Aber wie gewinnt man Top-Leute von ausserhalb der ETH? Zwei der Mitautoren, Mario Feldmann und Nico Callewaert, sind nach ihrem Aufenthalt an der ETH in Kanada respektive Belgien Professoren geworden. „Sie kommen nur zu uns, wenn sie das Gefühl haben, hier noch etwas lernen zu können“, ist der ETH-Professor überzeugt. Er macht aber auch keinen Hehl daraus, dass eine exzellente Infrastruktur – die technischen Ausrüstungen am Institut für Mikrobiologie sind auf dem neuesten Stand - und genügend Forschungsmittel auf Top-Leute aus dem Ausland anziehend wirken. In der Tat ist Aebi in der komfortablen Lage, dass die ETH, der Schweizerische Nationalfonds und private Stiftungen seine Forschung grosszügig fördern.

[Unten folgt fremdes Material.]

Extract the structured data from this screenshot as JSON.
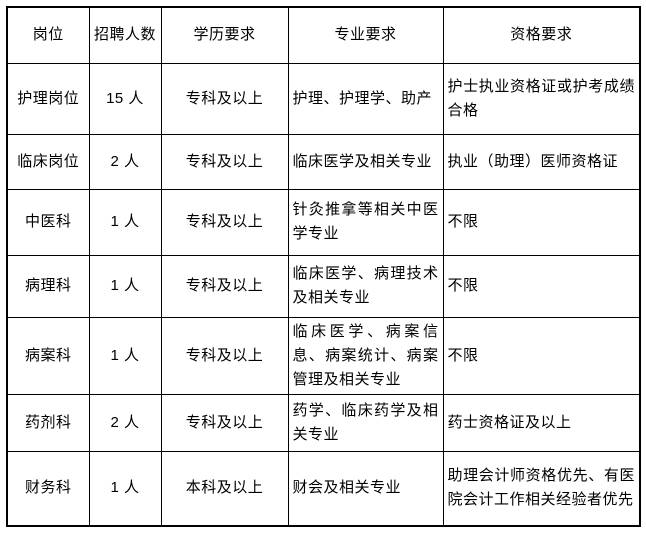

Nicht zuletzt braucht es im Umfeld andere Forschungsgruppen. „Diese Interaktionen, über Departements- und Universitätsgrenzen hinweg sind der entscheidende Standortvorteil“, sagt Aebi. Deshalb engagiert er sich für „Life Science Zurich“, eine von ETH und Universität gemeinsam getragene Aktivität, welche Interaktionen und Synergien in diesem Bereich der Lehre und Forschung fördern und nutzen will.

Lehre auf Sozialkompetenzen ausdehnen

Potenzial für Verbesserungen sieht Aebi vor allem bei der Lehre. Dabei schliesst er die Förderung der Doktorierenden und PostDocs mit ein. Doch dem Professor geht es dabei nicht nur darum, die Nachwuchsforscher weiteres Fachwissen pauken zu lassen. Auch „soft skills“ möchte er vermittlen, etwa Teamfähigkeit, oder wie die kulturelle Vielfalt als stimulierendes Umfeld genutzt werden kann. „Viele Mitarbeiter empfinden die internationale Umgebung nämlich als einer der Höhepunkte in ihrer täglichen Arbeit“, weiss Aebi.

Footnotes:
(1 Kowarik, M. et al. (2006): N-linked Glycosylation of folded proteins by the bacterial Oligosaccharyltransferase, Science 17. Nov. 2006, Vol. 314 (issue 5802), pp. 1148-1150.